Arachnophobia: Fiat 850 Spider

Fiat intentionally designed the 850 Spider to be a “first” sports car for buyers who wanted something cooler than a 600 or 850 sedan, but were still on a tight budget. Being tiny and cheap new, they were always fun and interesting, but never “valuable” in monetary terms, particularly not after a major recall in the late 1970s and Fiat’s 1983 withdrawl from the U.S.

When this photo was taken – nearly 20 years ago – they tended to be found either in the hands of a loving enthusiast or as a dilapidated “project car” left out in the backyard too long. This one was in a Pennsylvania junkyard, though it was set aside as “sell whole, not for parts.”

You’d think that a car with only 903cc of engine wouldn’t be a popular choice for American freeways but, you’d be wrong. The U.S. was the 850 Spider’s biggest market. Though it was nearly bog standard 850 underneath, it looked and felt like a proper sports car thanks to Fiat’s well-thought-out design and Bertone’s rakish looks.

Origins of the 850

The 850 itself was not much more than a stretched and restyled Fiat 600, Dante Giacosa’s 1955 small family masterpiece. The 600 was a very good car and beloved in Italy (and Spain, and Yugoslavia, and, and…) and Fiat wanted to expand on that success with a model with more variations.

As such, the 850 was meant to be more of a good thing – a wider range of bigger bodies powered by bigger engines. Development began in 1959 and the 850 sedan, still a two-door only affair, debuted for 1964.

The new shell hid pretty much the entirety of the 600D’s mechanical setup – semi-trailing arms and coil springs, with swing axles out back, and powered by water-cooled fours, only now the standard engine had 843-cc and the unibody shell had been made larger.

A year later Fiat debuted the Coupe and Spider versions – the Coupe was done in-house, the Spider was done at Bertone by a young Giorgetto Giugiaro and the bodies were built at Bertone’s Grugliasco facility. The 850 family would also be joined by another variant of the 600, the 600t minibus/minivan, but that’s another story.

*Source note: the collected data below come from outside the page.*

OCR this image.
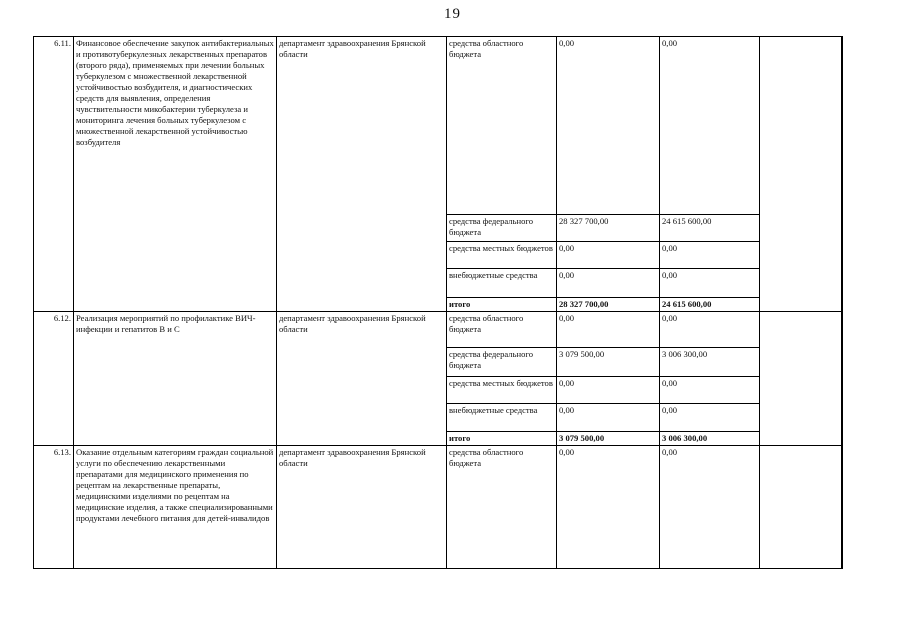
19
6.11.	Финансовое обеспечение закупок антибактериальных и противотуберкулезных лекарственных препаратов (второго ряда), применяемых при лечении больных туберкулезом с множественной лекарственной устойчивостью возбудителя, и диагностических средств для выявления, определения чувствительности микобактерии туберкулеза и мониторинга лечения больных туберкулезом с множественной лекарственной устойчивостью возбудителя	департамент здравоохранения Брянской области	средства областного бюджета	0,00	0,00	
			средства федерального бюджета	28 327 700,00	24 615 600,00	
			средства местных бюджетов	0,00	0,00	
			внебюджетные средства	0,00	0,00	
			итого	28 327 700,00	24 615 600,00	
6.12.	Реализация мероприятий по профилактике ВИЧ-инфекции и гепатитов В и С	департамент здравоохранения Брянской области	средства областного бюджета	0,00	0,00	
			средства федерального бюджета	3 079 500,00	3 006 300,00	
			средства местных бюджетов	0,00	0,00	
			внебюджетные средства	0,00	0,00	
			итого	3 079 500,00	3 006 300,00	
6.13.	Оказание отдельным категориям граждан социальной услуги по обеспечению лекарственными препаратами для медицинского применения по рецептам на лекарственные препараты, медицинскими изделиями по рецептам на медицинские изделия, а также специализированными продуктами лечебного питания для детей-инвалидов	департамент здравоохранения Брянской области	средства областного бюджета	0,00	0,00	
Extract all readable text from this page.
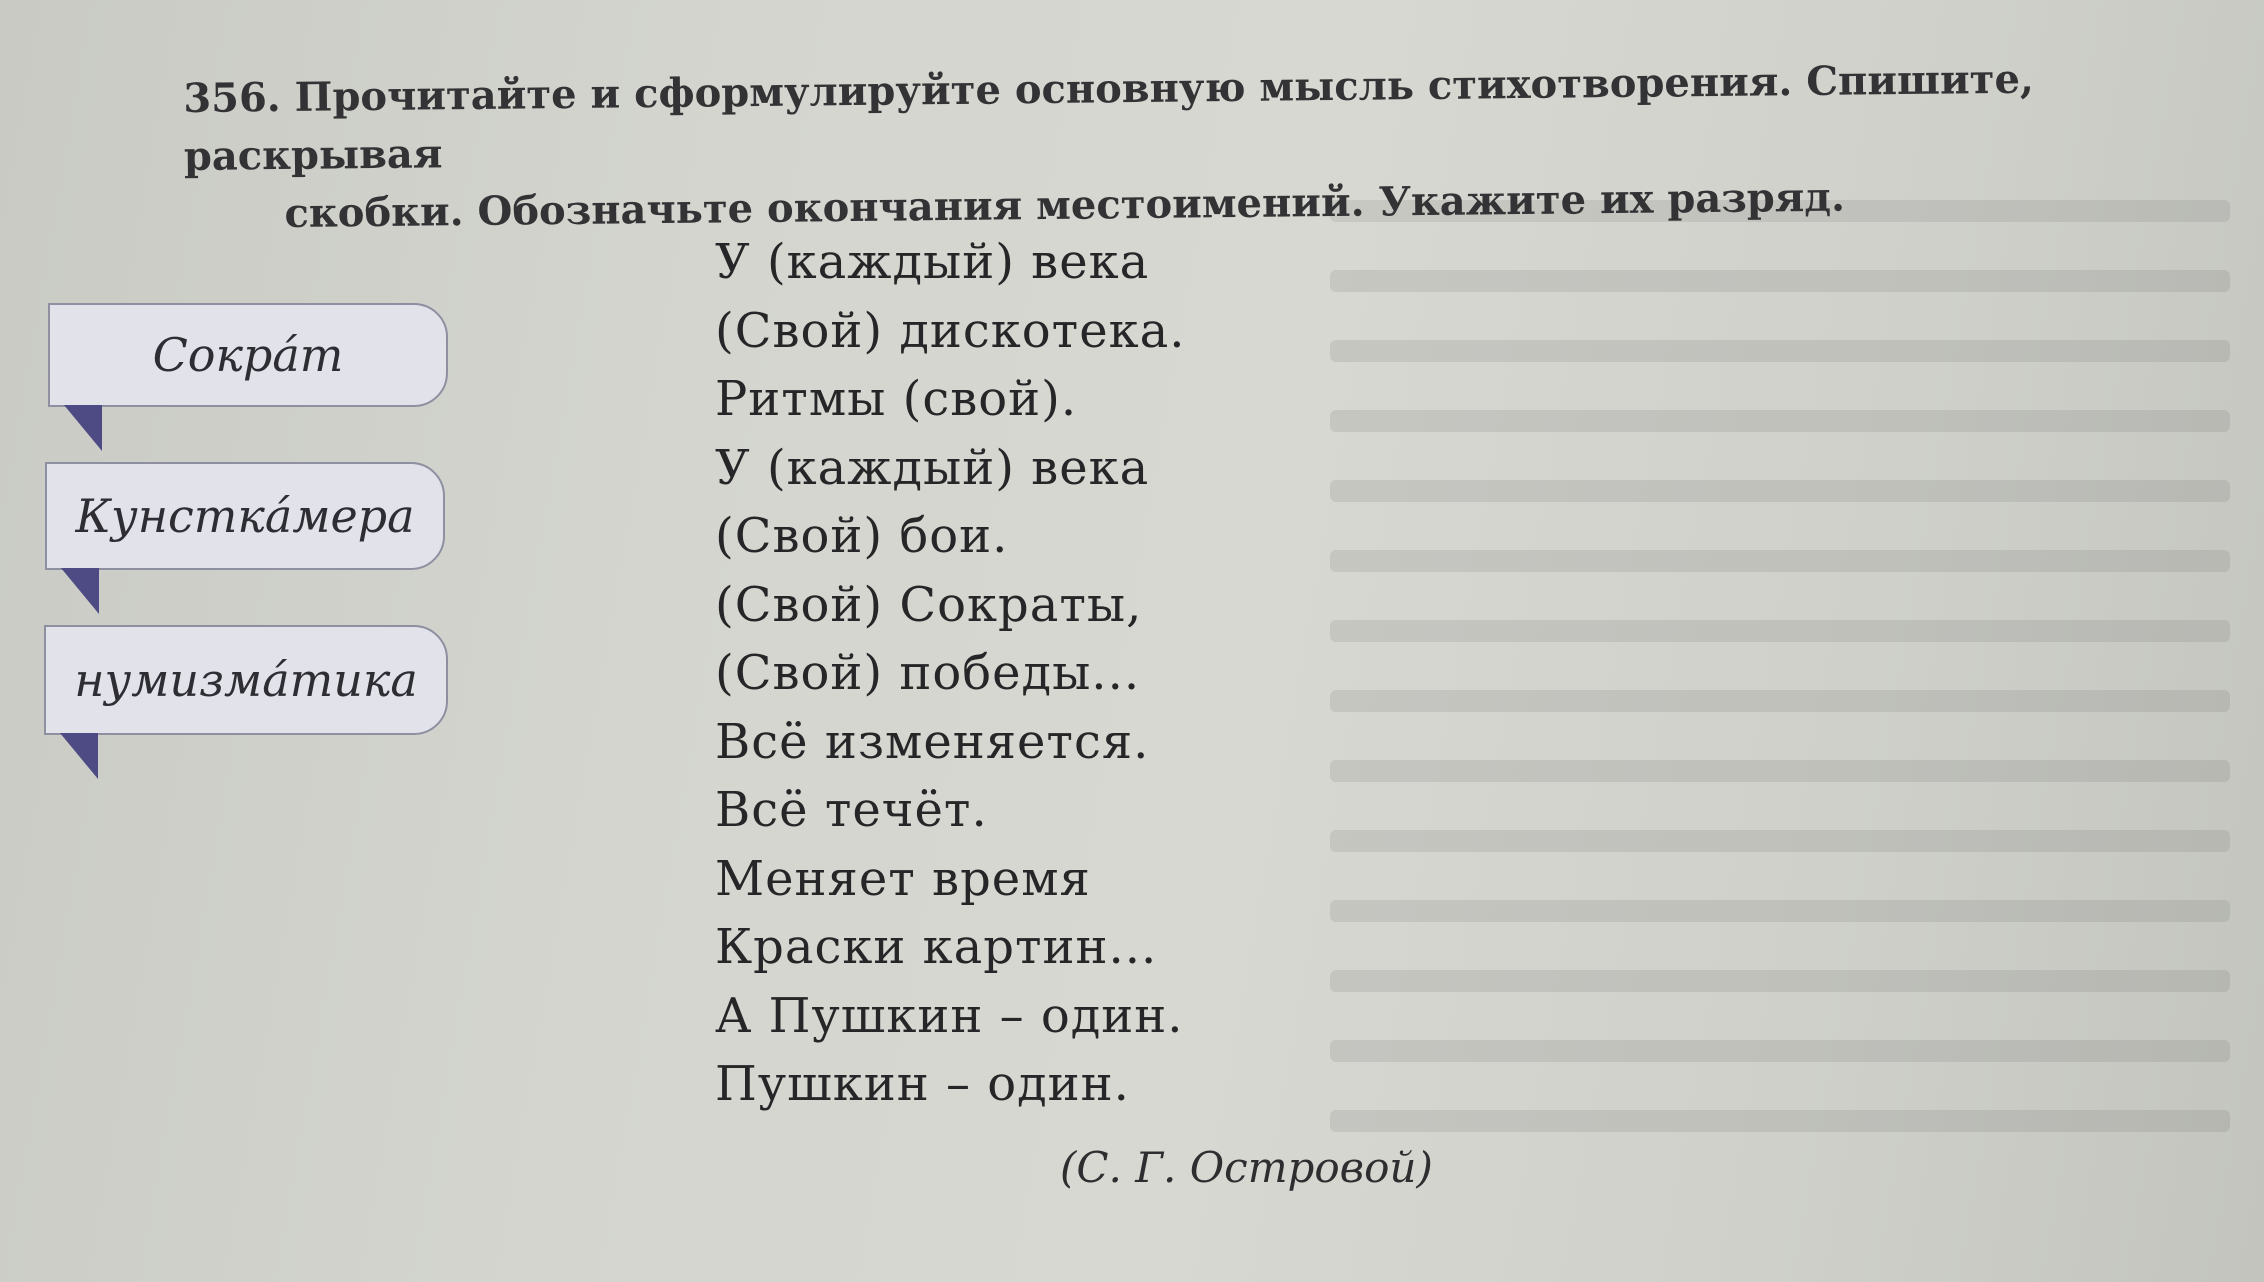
356. Прочитайте и сформулируйте основную мысль стихотворения. Спишите, раскрывая
скобки. Обозначьте окончания местоимений. Укажите их разряд.
Сокра́т
Кунстка́мера
нумизма́тика
У (каждый) века
(Свой) дискотека.
Ритмы (свой).
У (каждый) века
(Свой) бои.
(Свой) Сократы,
(Свой) победы...
Всё изменяется.
Всё течёт.
Меняет время
Краски картин...
А Пушкин – один.
Пушкин – один.
(С. Г. Островой)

The early Spider bore a resemblance up front to Bertone’s Corvair Testudo, with faired-in, set back headlights and clean, unadorned sides. The light didn’t last – replaced with more upright DOT-compliant round lamps by 1968.

At just 48” (122cm) tall, the 850 Spider looked bigger and longer than it actually was, and it attracted many small sports car buyers with its low price, typically undercutting the MG Midget and Triumph Spitfire by a couple hundred dollars.

Early U.S. cars came with an 817cc unit to dodge emissions, but the basic engine was the regular 850’s 843-cc unit, strangely a contra-rotating unit, not that anybody would notice this until you had to take things apart. The size was upped to 903cc in 1970 and the 850 became the 850 Sport Spider. It was not fast without performance parts, but it felt fast and looked good

Forever Cheap

850s needed a careful owner and always had poor resale values, which made them a bargain or an albatross depending on your perspective, but the Spider outlived the rest of the 850s in the United States (in Europe, the 850t/900t camper outlived them all), on sale into early 1974 (mostly leftover ’73s) when the earliest U.S.-spec X1/9s arrived.

850s needed a careful owner because despite their mechanical simplicity, they required regular valve adjustments and a fair degree of maintenance – and having so small an engine meant they were always worked hard. Worst of all was the the press-fit fuel inlet on the carb, which could leak and cause a fire if it aged too long.

They could also rust, like most 60s/70s Fiats, with a vengeance. The rust problems on the 850 were pronounced enough and caused enough to complaints for NHTSA to force Fiat to recall and buy back thousands of cars in 1979, long after the 850 was off the radar as a new vehicle. The buy-back was, at that time, unprecedented.

Because the values were so low, it often didn’t make sense to invest in fixing an 850, which greatly reduced their numbers – but good ones could still be lots of fun and generally cheap to buy and own if maintained. This one, with only a little bit of rust, probably only needed a couple of weekends worth of work to put right.